After being approved, we took children in throughout the whole pandemic – we’ve had 26 emergency placements in total. We provide emergency foster placements from Friday to Monday and also offer day-care during the week. There are all sorts of circumstances that lead children to come to us.
We’ve had some children who have been quite reluctant to stay with a same-sex couple, but they always settle in and we’ve never had any problems.

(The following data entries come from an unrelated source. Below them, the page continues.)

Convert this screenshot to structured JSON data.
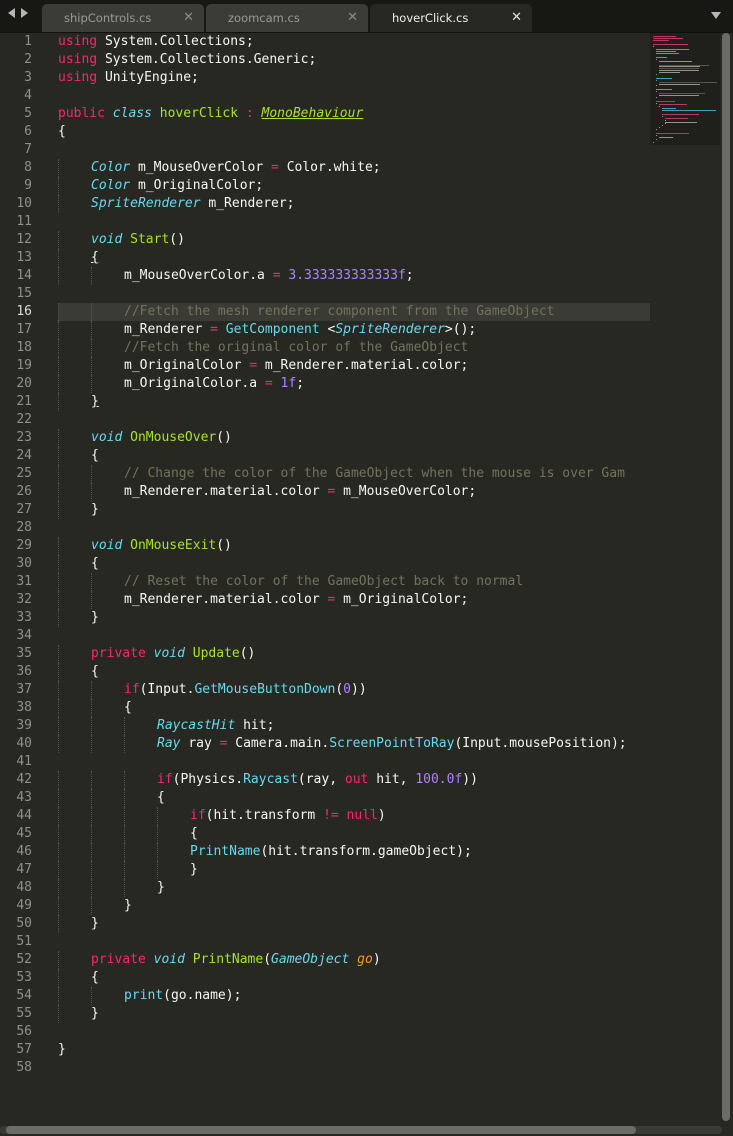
{
  "tabs": [
    {
      "label": "shipControls.cs",
      "close": "✕",
      "active": false
    },
    {
      "label": "zoomcam.cs",
      "close": "✕",
      "active": false
    },
    {
      "label": "hoverClick.cs",
      "close": "✕",
      "active": true
    }
  ],
  "current_line": 16,
  "lines": [
    [
      [
        "kw",
        "using"
      ],
      [
        "",
        "System.Collections;"
      ]
    ],
    [
      [
        "kw",
        "using"
      ],
      [
        "",
        "System.Collections.Generic;"
      ]
    ],
    [
      [
        "kw",
        "using"
      ],
      [
        "",
        "UnityEngine;"
      ]
    ],
    [],
    [
      [
        "kw",
        "public"
      ],
      [
        "",
        ""
      ],
      [
        "ty",
        "class"
      ],
      [
        "",
        ""
      ],
      [
        "cls",
        "hoverClick"
      ],
      [
        "",
        ""
      ],
      [
        "kw",
        ":"
      ],
      [
        "",
        ""
      ],
      [
        "inh",
        "MonoBehaviour"
      ]
    ],
    [
      [
        "",
        "{"
      ]
    ],
    [],
    [
      [
        "",
        ""
      ],
      [
        "ty",
        "Color"
      ],
      [
        "",
        "m_MouseOverColor"
      ],
      [
        "kw",
        "="
      ],
      [
        "",
        "Color.white;"
      ]
    ],
    [
      [
        "",
        ""
      ],
      [
        "ty",
        "Color"
      ],
      [
        "",
        "m_OriginalColor;"
      ]
    ],
    [
      [
        "",
        ""
      ],
      [
        "ty",
        "SpriteRenderer"
      ],
      [
        "",
        "m_Renderer;"
      ]
    ],
    [],
    [
      [
        "",
        ""
      ],
      [
        "ty",
        "void"
      ],
      [
        "",
        ""
      ],
      [
        "fnd",
        "Start"
      ],
      [
        "",
        "()"
      ]
    ],
    [
      [
        "",
        ""
      ],
      [
        "br-match",
        "{"
      ]
    ],
    [
      [
        "",
        ""
      ],
      [
        "",
        "m_MouseOverColor.a"
      ],
      [
        "kw",
        "="
      ],
      [
        "",
        ""
      ],
      [
        "num",
        "3.333333333333f"
      ],
      [
        "",
        ";"
      ]
    ],
    [],
    [
      [
        "",
        ""
      ],
      [
        "cm",
        "//Fetch the mesh renderer component from the GameObject"
      ]
    ],
    [
      [
        "",
        "m_Renderer"
      ],
      [
        "kw",
        "="
      ],
      [
        "",
        ""
      ],
      [
        "fn",
        "GetComponent"
      ],
      [
        "",
        "<"
      ],
      [
        "ty",
        "SpriteRenderer"
      ],
      [
        "",
        ">();"
      ]
    ],
    [
      [
        "",
        ""
      ],
      [
        "cm",
        "//Fetch the original color of the GameObject"
      ]
    ],
    [
      [
        "",
        "m_OriginalColor"
      ],
      [
        "kw",
        "="
      ],
      [
        "",
        "m_Renderer.material.color;"
      ]
    ],
    [
      [
        "",
        "m_OriginalColor.a"
      ],
      [
        "kw",
        "="
      ],
      [
        "",
        ""
      ],
      [
        "num",
        "1f"
      ],
      [
        "",
        ";"
      ]
    ],
    [
      [
        "",
        ""
      ],
      [
        "br-match",
        "}"
      ]
    ],
    [],
    [
      [
        "",
        ""
      ],
      [
        "ty",
        "void"
      ],
      [
        "",
        ""
      ],
      [
        "fnd",
        "OnMouseOver"
      ],
      [
        "",
        "()"
      ]
    ],
    [
      [
        "",
        "{"
      ]
    ],
    [
      [
        "",
        ""
      ],
      [
        "cm",
        "// Change the color of the GameObject when the mouse is over Gam"
      ]
    ],
    [
      [
        "",
        "m_Renderer.material.color"
      ],
      [
        "kw",
        "="
      ],
      [
        "",
        "m_MouseOverColor;"
      ]
    ],
    [
      [
        "",
        "}"
      ]
    ],
    [],
    [
      [
        "",
        ""
      ],
      [
        "ty",
        "void"
      ],
      [
        "",
        ""
      ],
      [
        "fnd",
        "OnMouseExit"
      ],
      [
        "",
        "()"
      ]
    ],
    [
      [
        "",
        "{"
      ]
    ],
    [
      [
        "",
        ""
      ],
      [
        "cm",
        "// Reset the color of the GameObject back to normal"
      ]
    ],
    [
      [
        "",
        "m_Renderer.material.color"
      ],
      [
        "kw",
        "="
      ],
      [
        "",
        "m_OriginalColor;"
      ]
    ],
    [
      [
        "",
        "}"
      ]
    ],
    [],
    [
      [
        "",
        ""
      ],
      [
        "kw",
        "private"
      ],
      [
        "",
        ""
      ],
      [
        "ty",
        "void"
      ],
      [
        "",
        ""
      ],
      [
        "fnd",
        "Update"
      ],
      [
        "",
        "()"
      ]
    ],
    [
      [
        "",
        "{"
      ]
    ],
    [
      [
        "",
        ""
      ],
      [
        "kw",
        "if"
      ],
      [
        "",
        "(Input."
      ],
      [
        "fn",
        "GetMouseButtonDown"
      ],
      [
        "",
        "("
      ],
      [
        "num",
        "0"
      ],
      [
        "",
        "))"
      ]
    ],
    [
      [
        "",
        "{"
      ]
    ],
    [
      [
        "",
        ""
      ],
      [
        "ty",
        "RaycastHit"
      ],
      [
        "",
        "hit;"
      ]
    ],
    [
      [
        "",
        ""
      ],
      [
        "ty",
        "Ray"
      ],
      [
        "",
        "ray"
      ],
      [
        "kw",
        "="
      ],
      [
        "",
        "Camera.main."
      ],
      [
        "fn",
        "ScreenPointToRay"
      ],
      [
        "",
        "(Input.mousePosition);"
      ]
    ],
    [],
    [
      [
        "",
        ""
      ],
      [
        "kw",
        "if"
      ],
      [
        "",
        "(Physics."
      ],
      [
        "fn",
        "Raycast"
      ],
      [
        "",
        "(ray,"
      ],
      [
        "kw",
        "out"
      ],
      [
        "",
        "hit,"
      ],
      [
        "num",
        "100.0f"
      ],
      [
        "",
        "))"
      ]
    ],
    [
      [
        "",
        "{"
      ]
    ],
    [
      [
        "",
        ""
      ],
      [
        "kw",
        "if"
      ],
      [
        "",
        "(hit.transform"
      ],
      [
        "kw",
        "!="
      ],
      [
        "",
        ""
      ],
      [
        "kw",
        "null"
      ],
      [
        "",
        ")"
      ]
    ],
    [
      [
        "",
        "{"
      ]
    ],
    [
      [
        "",
        ""
      ],
      [
        "fn",
        "PrintName"
      ],
      [
        "",
        "(hit.transform.gameObject);"
      ]
    ],
    [
      [
        "",
        "}"
      ]
    ],
    [
      [
        "",
        "}"
      ]
    ],
    [
      [
        "",
        "}"
      ]
    ],
    [
      [
        "",
        "}"
      ]
    ],
    [],
    [
      [
        "",
        ""
      ],
      [
        "kw",
        "private"
      ],
      [
        "",
        ""
      ],
      [
        "ty",
        "void"
      ],
      [
        "",
        ""
      ],
      [
        "fnd",
        "PrintName"
      ],
      [
        "",
        "("
      ],
      [
        "ty",
        "GameObject"
      ],
      [
        "",
        ""
      ],
      [
        "par",
        "go"
      ],
      [
        "",
        ")"
      ]
    ],
    [
      [
        "",
        "{"
      ]
    ],
    [
      [
        "",
        ""
      ],
      [
        "fn",
        "print"
      ],
      [
        "",
        "(go.name);"
      ]
    ],
    [
      [
        "",
        "}"
      ]
    ],
    [],
    [
      [
        "",
        "}"
      ]
    ],
    []
  ]
}
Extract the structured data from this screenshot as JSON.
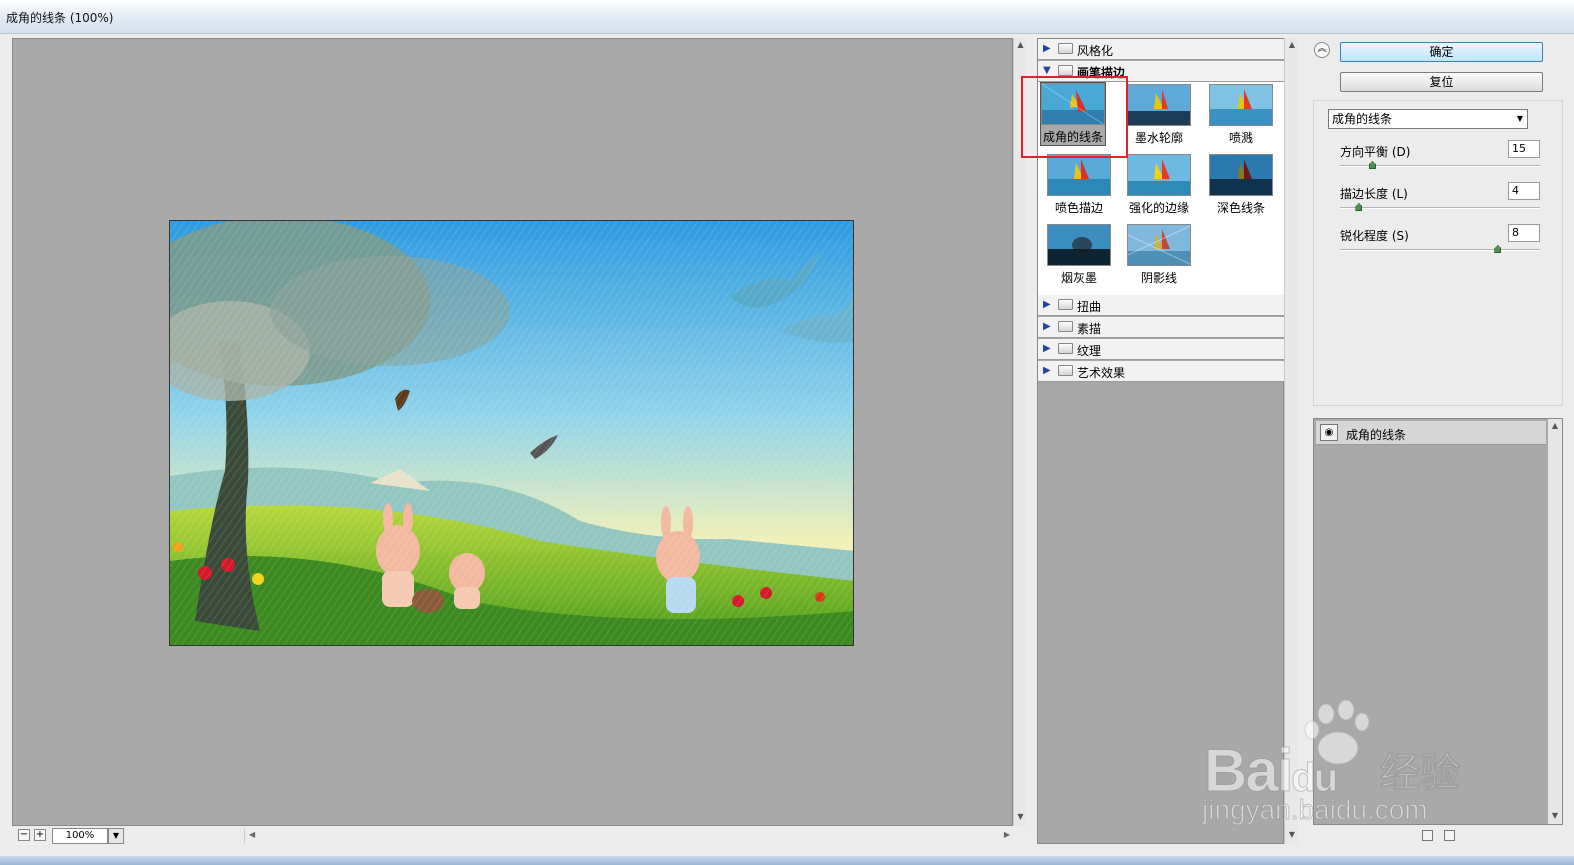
{
  "window": {
    "title": "成角的线条 (100%)"
  },
  "preview": {
    "zoom": "100%",
    "zoom_out": "−",
    "zoom_in": "+"
  },
  "gallery": {
    "categories": [
      {
        "label": "风格化",
        "expanded": false
      },
      {
        "label": "画笔描边",
        "expanded": true
      },
      {
        "label": "扭曲",
        "expanded": false
      },
      {
        "label": "素描",
        "expanded": false
      },
      {
        "label": "纹理",
        "expanded": false
      },
      {
        "label": "艺术效果",
        "expanded": false
      }
    ],
    "thumbnails": [
      {
        "label": "成角的线条",
        "selected": true
      },
      {
        "label": "墨水轮廓",
        "selected": false
      },
      {
        "label": "喷溅",
        "selected": false
      },
      {
        "label": "喷色描边",
        "selected": false
      },
      {
        "label": "强化的边缘",
        "selected": false
      },
      {
        "label": "深色线条",
        "selected": false
      },
      {
        "label": "烟灰墨",
        "selected": false
      },
      {
        "label": "阴影线",
        "selected": false
      }
    ]
  },
  "actions": {
    "ok_label": "确定",
    "reset_label": "复位"
  },
  "settings": {
    "filter_select": "成角的线条",
    "params": [
      {
        "label": "方向平衡 (D)",
        "value": "15",
        "max": 100
      },
      {
        "label": "描边长度 (L)",
        "value": "4",
        "max": 50
      },
      {
        "label": "锐化程度 (S)",
        "value": "8",
        "max": 10
      }
    ]
  },
  "layers": {
    "items": [
      {
        "label": "成角的线条"
      }
    ]
  },
  "watermark": {
    "brand": "Bai",
    "brand2": "du",
    "cn": "经验",
    "url": "jingyan.baidu.com"
  },
  "colors": {
    "highlight": "#e0202a",
    "primary_button": "#bee6fd"
  }
}
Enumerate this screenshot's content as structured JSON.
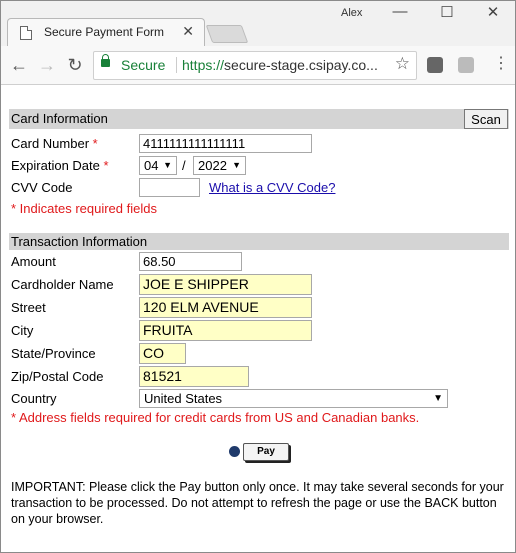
{
  "browser": {
    "user_name": "Alex",
    "tab_title": "Secure Payment Form",
    "secure_label": "Secure",
    "url_scheme": "https://",
    "url_rest": "secure-stage.csipay.co...",
    "colors": {
      "secure": "#188038",
      "required": "#e0191b",
      "link": "#1a0dab"
    },
    "icons": [
      "back-arrow-icon",
      "forward-arrow-icon",
      "reload-icon",
      "lock-icon",
      "star-icon",
      "extension-icon",
      "pdf-icon",
      "menu-icon"
    ]
  },
  "card_section": {
    "title": "Card Information",
    "scan_label": "Scan",
    "card_number_label": "Card Number",
    "card_number_value": "4111111111111111",
    "expiration_label": "Expiration Date",
    "exp_month": "04",
    "exp_separator": "/",
    "exp_year": "2022",
    "cvv_label": "CVV Code",
    "cvv_value": "",
    "cvv_link": "What is a CVV Code?",
    "required_marker": "*",
    "required_note": "* Indicates required fields"
  },
  "transaction_section": {
    "title": "Transaction Information",
    "amount_label": "Amount",
    "amount_value": "68.50",
    "name_label": "Cardholder Name",
    "name_value": "JOE E SHIPPER",
    "street_label": "Street",
    "street_value": "120 ELM AVENUE",
    "city_label": "City",
    "city_value": "FRUITA",
    "state_label": "State/Province",
    "state_value": "CO",
    "zip_label": "Zip/Postal Code",
    "zip_value": "81521",
    "country_label": "Country",
    "country_value": "United States",
    "address_note": "* Address fields required for credit cards from US and Canadian banks."
  },
  "pay_label": "Pay",
  "important_text": "IMPORTANT: Please click the Pay button only once. It may take several seconds for your transaction to be processed. Do not attempt to refresh the page or use the BACK button on your browser."
}
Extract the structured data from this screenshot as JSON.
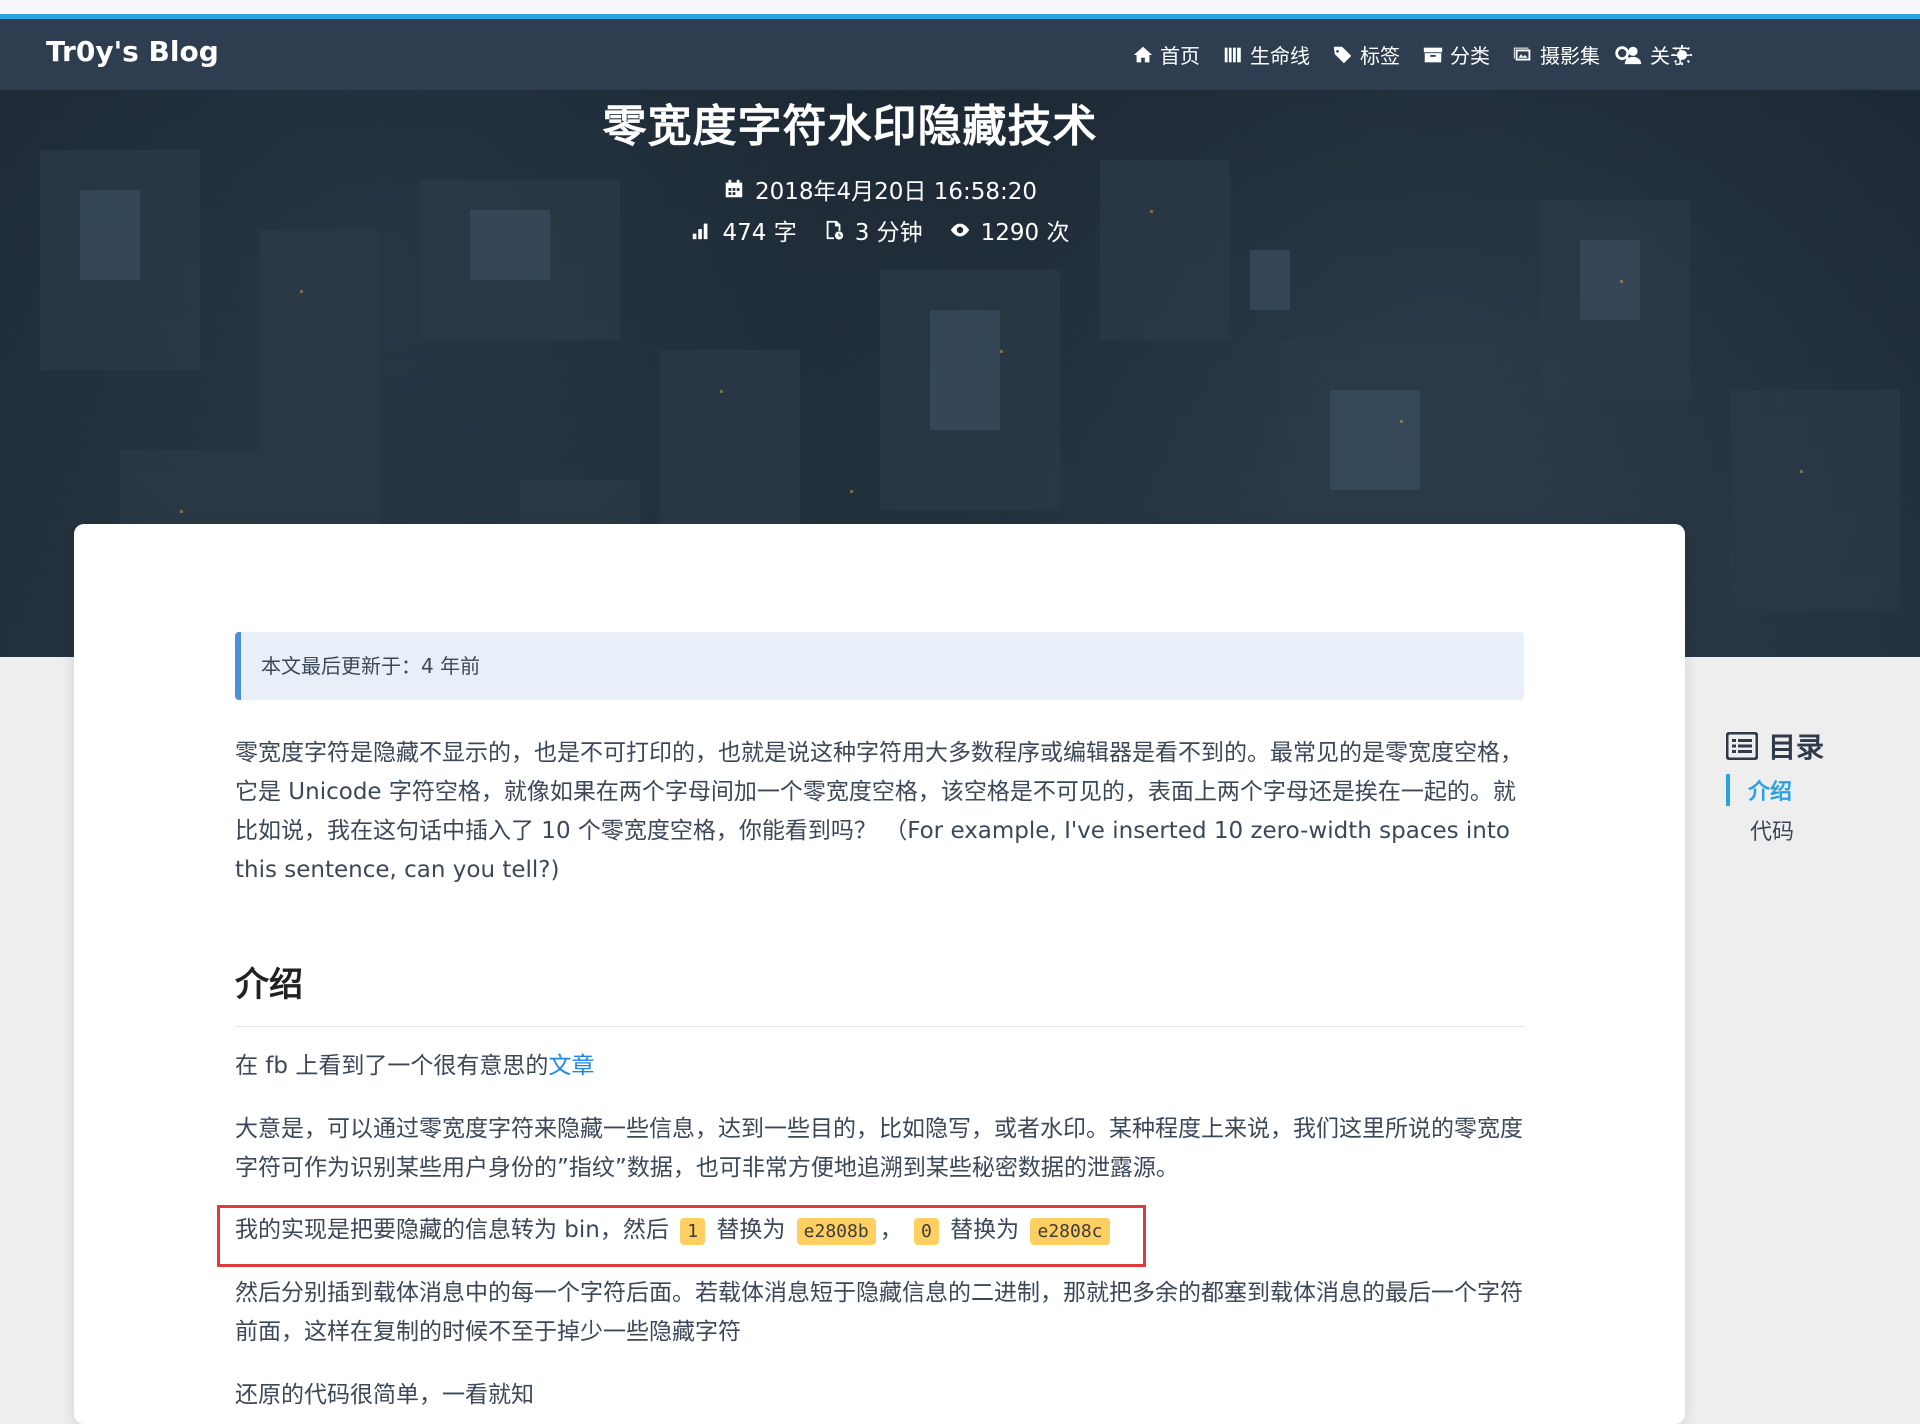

Adapting to children’s different backgrounds can sometimes be hard. One weekend, you could have a five-year-old that just needs a respite weekend, or a 16-year-old who’s on a police protection order, so we have to cater to many different needs. We’ve had children who’ve got autism; you can imagine – they’ve got their set routines and when they’re pulled away from that, you have to start from scratch with them and build their confidence up to try and create a routine they feel comfortable with.
Despite the difficulties, fostering is literally the best decision you will make and it’s so rewarding. Everything outweighs itself just from that reward you get from making a difference. You’ll get children who will be quite reluctant right at the start, but say within 12 hours, they start to bond with you, and you form that relationship, and they know that it’s a safe place and you’re helping them out. As soon as you see that smile on their face or they drop their guard and they become quite close to you, that’s the reward for us, because we know we’re doing something right.”